Terdapat 9 kejanggalan pada sidang Novel Baswedan

Dakwaan jaksa dianggap skenario untuk menutup pengungkapan aktor intelektual dan menghukum ringan pelaku.

Penyidik KPK Novel Baswedan (tengah) selaku korban menjadi saksi dalam sidang lanjutan kasus penyiraman air keras terhadap dirinya dengan terdakwa Ronny Bugis dan Rahmat Kadir Mahulette di Pengadilan Negeri Jakarta Utara, Jakarta, Kamis (30/4). Foto Antara/Aprillio Akbar/nz

Tim advokasi Novel Baswedan merasa janggal atas proses peradilan kedua terdakwa yang diduga menyiram air keras kepada kliennya. Mereka menganggap, proses persidangan sulit untuk menggali fakta materiil.

"Proses persidangan masih jauh dari harapan publik, untuk bisa menggali fakta-fakta sebenarnya (materiil) dalam kasus ini. Tim advokasi Novel Baswedan, yang sejak awal turut memantau jalannya persidangan menemukan berbagai kejanggalan," kata anggota tim advokasi Novel Baswedan, Arif Maulana, dalam keterangan resmi, Senin (11/5).

Terdapat, sembilan kejanggalan yang ditemukan tim advokasi Novel Basweda, sepanjang kali keempat sidang dilakukan.
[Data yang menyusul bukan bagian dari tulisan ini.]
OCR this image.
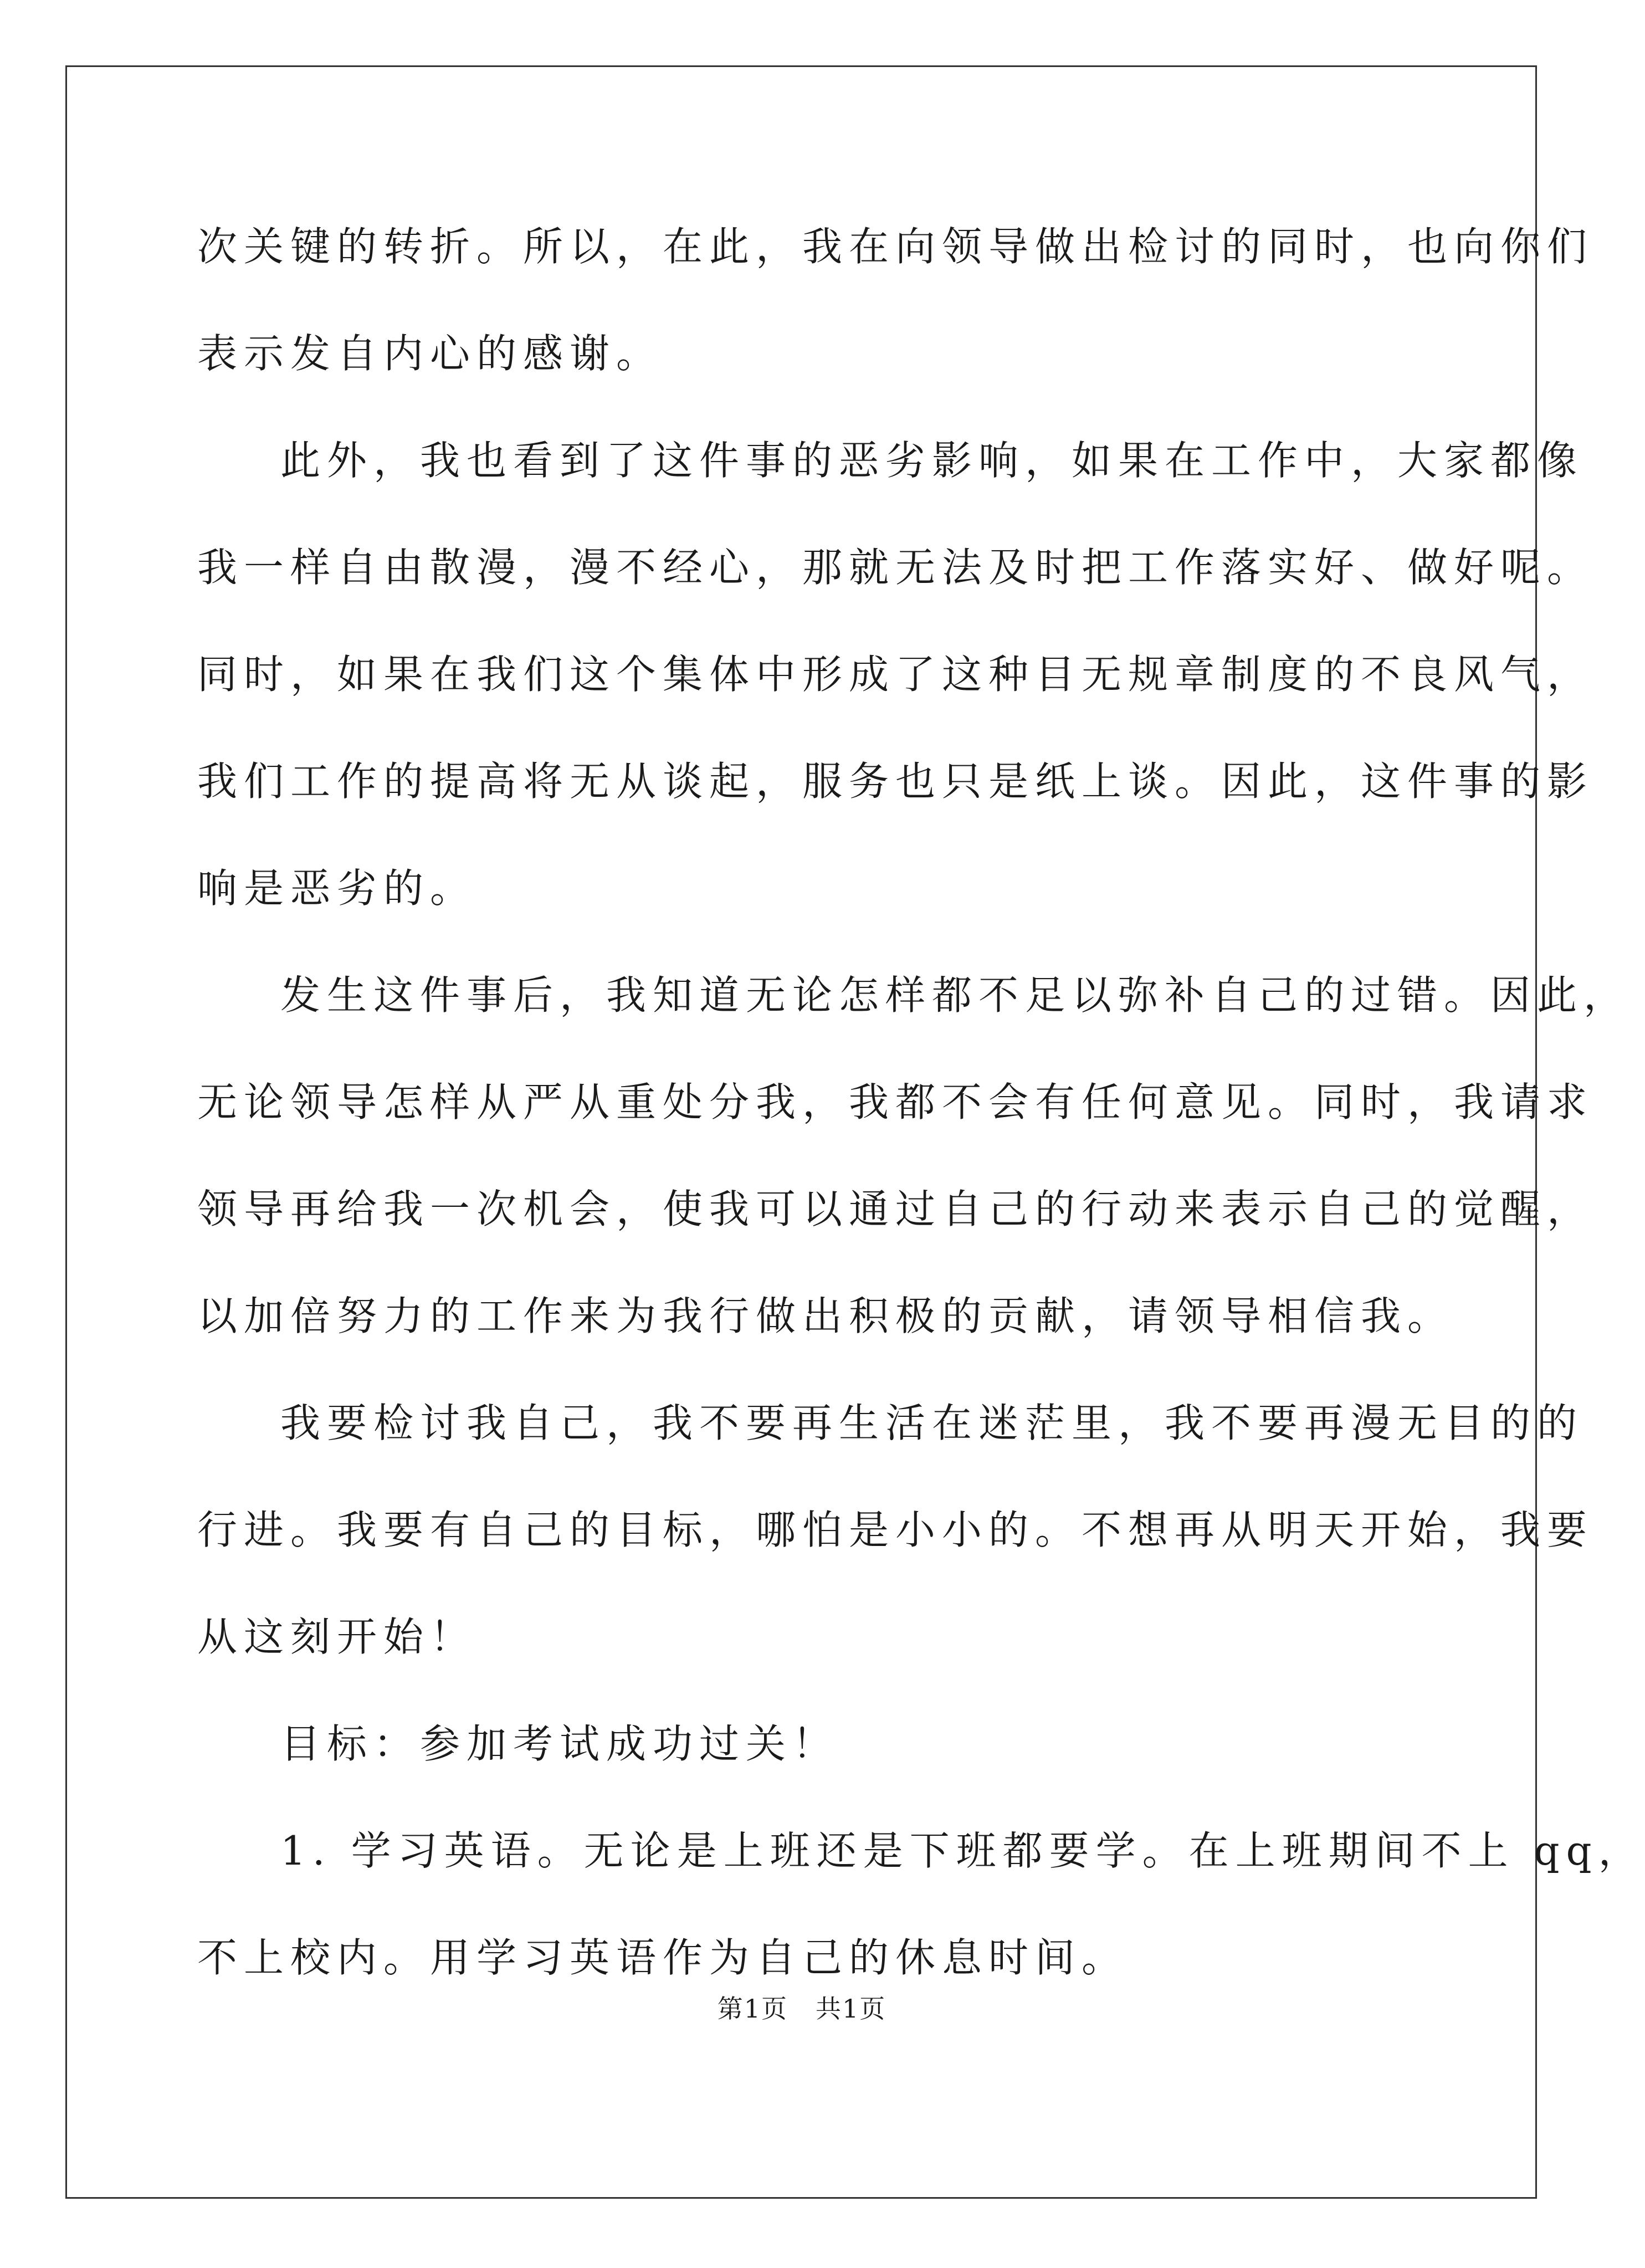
次关键的转折。所以，在此，我在向领导做出检讨的同时，也向你们
表示发自内心的感谢。
此外，我也看到了这件事的恶劣影响，如果在工作中，大家都像
我一样自由散漫，漫不经心，那就无法及时把工作落实好、做好呢。
同时，如果在我们这个集体中形成了这种目无规章制度的不良风气，
我们工作的提高将无从谈起，服务也只是纸上谈。因此，这件事的影
响是恶劣的。
发生这件事后，我知道无论怎样都不足以弥补自己的过错。因此，
无论领导怎样从严从重处分我，我都不会有任何意见。同时，我请求
领导再给我一次机会，使我可以通过自己的行动来表示自己的觉醒，
以加倍努力的工作来为我行做出积极的贡献，请领导相信我。
我要检讨我自己，我不要再生活在迷茫里，我不要再漫无目的的
行进。我要有自己的目标，哪怕是小小的。不想再从明天开始，我要
从这刻开始！
目标：参加考试成功过关！
1. 学习英语。无论是上班还是下班都要学。在上班期间不上 qq，
不上校内。用学习英语作为自己的休息时间。
第1页 共1页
Pertama, dakwaan jaksa dianggap skenario untuk menutup pengungkapan aktor intelektual dan menghukum ringan pelaku.

Kejanggalan itu, ketika perbuatan kedua terdawka dakwaan hanya dinilai sebagai tindak pidana penganiayaan biasa, yang tidak ada kaitannya dengan kerja pemberantasan korupsi dan teror sistematis pelemahan KPK.

"Dalam dakwaan JPU, tidak terdapat fakta atau informasi siapa yang menyuruh melakukan tindak pidana penyiraman air keras terhadap Novel Baswedan. Patut diduga, jaksa sebagai pengendali penyidikan satu skenario dengan kepolisian mengusut kasus hanya sampai pelaku lapangan," tuturnya.